Das letzte Wort des Angeklagten: Wenn er wüsste, wie die Leute heißen, die ihm das Zeuge gaben – er hätte ihre Namen genannt.
Das Urteil: Fünf Jahre. Die Richterin spricht das Urteil an zwei Stellen mit Satzzeichen. („Wir glauben nicht Komma dass Sie das Messer zum Obstschneiden benutzt haben“, sagt die Richterin. Kann passieren.) Der Eifer des Gefechts.
In der Begründung geht es auch darum, dass der Angeklagte bei der Festnahme „ruhig und gefasst“ war. Ein Schuldindiz offenbar. Und was, wenn er nervös gewesen wäre? Dann, denkt man, wäre alles ohnehin klar gewesen. Was ist zu schließen: Ruhig und gefasst oder nervös und aufgelöst: kein Unterschied.

Man sieht sich

Er wisse nicht, welche Drogen er transportiert habe. Auch das wird als Indiz gesehen.
Bitte einmal zurückspulen zum ersten Zeugen. Zeitlupe: „Was haben Sie den Angeklagten gefragt?“, möchte die Richterin vom Polizeibeamten wissen. Antwort: „Was sind das für Drogen?“ „Ich weiß nicht, was das für Drogen sind“, erscheint in diesem Zusammenhang als plausible Antwort. Glauben aber heißt nicht wissen. „Gegen dieses Urteil können Sie innerhalb von einer Woche Rechtsmittel einlegen …“ Vielleicht sieht man sich wieder.

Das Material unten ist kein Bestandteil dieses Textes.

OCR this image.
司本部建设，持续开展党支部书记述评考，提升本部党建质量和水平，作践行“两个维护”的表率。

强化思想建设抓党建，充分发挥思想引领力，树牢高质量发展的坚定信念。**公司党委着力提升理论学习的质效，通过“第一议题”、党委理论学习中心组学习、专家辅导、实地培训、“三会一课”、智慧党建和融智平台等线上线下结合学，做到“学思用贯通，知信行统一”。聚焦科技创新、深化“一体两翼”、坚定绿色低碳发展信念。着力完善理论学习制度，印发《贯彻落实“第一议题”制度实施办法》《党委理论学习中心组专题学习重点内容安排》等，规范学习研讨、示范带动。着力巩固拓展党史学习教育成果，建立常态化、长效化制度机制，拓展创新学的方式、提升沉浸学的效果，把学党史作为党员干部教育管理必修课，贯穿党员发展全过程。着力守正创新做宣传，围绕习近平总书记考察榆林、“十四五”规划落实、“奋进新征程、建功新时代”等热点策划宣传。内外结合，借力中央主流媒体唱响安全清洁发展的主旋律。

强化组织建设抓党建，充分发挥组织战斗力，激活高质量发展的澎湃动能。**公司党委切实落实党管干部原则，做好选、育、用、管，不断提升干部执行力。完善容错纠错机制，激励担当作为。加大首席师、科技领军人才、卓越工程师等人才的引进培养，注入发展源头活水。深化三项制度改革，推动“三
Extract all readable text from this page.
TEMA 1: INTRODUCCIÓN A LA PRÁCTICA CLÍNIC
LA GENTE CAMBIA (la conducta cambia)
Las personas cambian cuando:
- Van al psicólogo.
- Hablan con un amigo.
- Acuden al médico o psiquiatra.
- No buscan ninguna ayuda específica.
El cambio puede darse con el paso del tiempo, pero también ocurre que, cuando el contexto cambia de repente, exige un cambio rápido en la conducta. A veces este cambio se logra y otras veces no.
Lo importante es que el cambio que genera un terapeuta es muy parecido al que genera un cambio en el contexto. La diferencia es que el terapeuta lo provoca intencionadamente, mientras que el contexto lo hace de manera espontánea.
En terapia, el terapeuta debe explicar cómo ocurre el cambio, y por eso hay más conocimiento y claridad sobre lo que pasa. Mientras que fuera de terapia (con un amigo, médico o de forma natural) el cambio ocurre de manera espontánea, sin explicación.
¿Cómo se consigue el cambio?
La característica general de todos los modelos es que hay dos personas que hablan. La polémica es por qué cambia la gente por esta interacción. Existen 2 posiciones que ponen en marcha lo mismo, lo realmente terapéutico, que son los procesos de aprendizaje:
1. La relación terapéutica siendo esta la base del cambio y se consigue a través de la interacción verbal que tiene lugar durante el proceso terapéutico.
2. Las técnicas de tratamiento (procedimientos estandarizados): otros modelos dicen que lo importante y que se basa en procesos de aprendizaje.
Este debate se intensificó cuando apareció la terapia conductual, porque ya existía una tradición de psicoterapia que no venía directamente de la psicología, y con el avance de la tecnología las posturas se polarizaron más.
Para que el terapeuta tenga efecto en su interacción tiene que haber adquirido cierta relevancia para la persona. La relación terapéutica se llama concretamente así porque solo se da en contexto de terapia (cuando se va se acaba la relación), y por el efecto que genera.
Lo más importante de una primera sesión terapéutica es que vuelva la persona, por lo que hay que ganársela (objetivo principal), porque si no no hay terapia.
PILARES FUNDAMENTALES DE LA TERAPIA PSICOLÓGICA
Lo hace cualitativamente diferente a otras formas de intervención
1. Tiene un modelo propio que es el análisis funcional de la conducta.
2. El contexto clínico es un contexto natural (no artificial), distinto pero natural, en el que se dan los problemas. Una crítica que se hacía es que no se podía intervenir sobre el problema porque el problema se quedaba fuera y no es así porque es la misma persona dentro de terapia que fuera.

Strafzumessung im Strafgesetzbuch

Die Schuld des Täters ist Grundlage für die Zumessung der Strafe. Die Wirkungen, die von der Strafe für das künftige Leben des Täters in der Gesellschaft zu erwarten sind, sind zu berücksichtigen.

Bei der Zumessung wägt das Gericht die Umstände, die für und gegen den Täter sprechen, gegeneinander ab. Dabei kommen namentlich in Betracht:

die Beweggründe und die Ziele des Täters, besonders auch rassistische, fremdenfeindliche oder sonstige menschenverachtende,
die Gesinnung, die aus der Tat spricht, und der bei der Tat aufgewendete Wille,
das Maß der Pflichtwidrigkeit,
die Art der Ausführung und die verschuldeten Auswirkungen der Tat,
das Vorleben des Täters, seine persönlichen und wirtschaftlichen Verhältnisse sowie
sein Verhalten nach der Tat, besonders sein Bemühen, den Schaden wiedergutzumachen, sowie das Bemühen des Täters, einen Ausgleich mit dem Verletzten zu erreichen.

(3) Umstände, die schon Merkmale des gesetzlichen Tatbestandes sind, dürfen nicht berücksichtigt werden.